Impor listrik tadi, perlu biaya. Beli listrik dari produsen dengan harga tinggi, juga perlu biaya. Kemudian muncul lagi aspek biaya yang lain: jaringan. Jika selama ini jaringan listrik biasa menerima suplai yang konstan dari batubara, solar, atau nuklir; kini harus ada penyesuaian karena sumber energi lain masuk. Lagi, energi galau seperti tenaga surya dan angin memerlukan balancing power yang memadai untuk menjadi cadangan tenaga di saat semesta sedang tidak berbaik hati. Karena reaktor nuklir mulai ditutup satu per satu, apakah Jerman kemudian bergantung pada batubara sebagai cadangan energi? Sepertinya. Jaringan juga perlu disesuaikan supaya menjadi "pintar", sehingga investasi lain perlu disalurkan untuk membangun smartgrid. Jika ladang angin ada di utara, perlu juga membangun jaringan yang handal untuk menyalurkannya ke selatan.
Sepanjang hampir dua puluh tahun terakhir, Jerman memang menjadi negara percontohan transisi energi. Mereka berani membuat keputusan yang dramatis, berani menggelontorkan uang sebagai konsekuensi keputusan tersebut, dan berani berlomba mempercepat inovasi teknologi energi terbarukan.
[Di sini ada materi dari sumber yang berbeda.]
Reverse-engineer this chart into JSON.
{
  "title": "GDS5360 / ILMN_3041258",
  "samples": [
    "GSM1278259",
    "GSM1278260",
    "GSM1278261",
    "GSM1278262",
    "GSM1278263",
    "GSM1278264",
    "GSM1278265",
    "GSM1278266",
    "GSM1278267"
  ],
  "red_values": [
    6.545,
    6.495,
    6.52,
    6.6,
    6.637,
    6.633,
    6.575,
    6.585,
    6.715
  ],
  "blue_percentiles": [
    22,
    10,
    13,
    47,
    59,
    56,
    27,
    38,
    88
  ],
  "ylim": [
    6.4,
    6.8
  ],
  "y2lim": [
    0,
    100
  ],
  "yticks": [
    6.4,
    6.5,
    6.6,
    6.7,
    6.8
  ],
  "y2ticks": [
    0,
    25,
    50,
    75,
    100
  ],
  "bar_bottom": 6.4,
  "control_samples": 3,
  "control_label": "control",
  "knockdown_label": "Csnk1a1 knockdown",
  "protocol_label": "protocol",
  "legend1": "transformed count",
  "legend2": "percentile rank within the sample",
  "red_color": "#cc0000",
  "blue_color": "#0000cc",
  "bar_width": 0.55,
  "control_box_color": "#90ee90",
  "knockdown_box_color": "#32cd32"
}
Beberapa tahun terakhir, sayangnya, energiewende agak melambat. FiT kini digantikan dengan model tender, yang justru kurang berpihak pada masyarakat individu dan komunitas. Selain itu, revolusi energi ini juga belum sepenuhnya menyentuh sektor transportasi, padahal Jerman adalah rumah BMW, Mercedes, dan VW. Â
Lalu, siapkah Indonesia untuk melakukan energiewende? Dengan hal-hal positif yang telah dicapai Jerman dengan energiewende-nya, revolusi yang dibayar sangat mahal itu; kita bisa belajar. Dari kekurangannya, kita juga bisa belajar. Pengalaman adalah guru terbaik, dan pengalaman orang lain adalah guru yang gratis.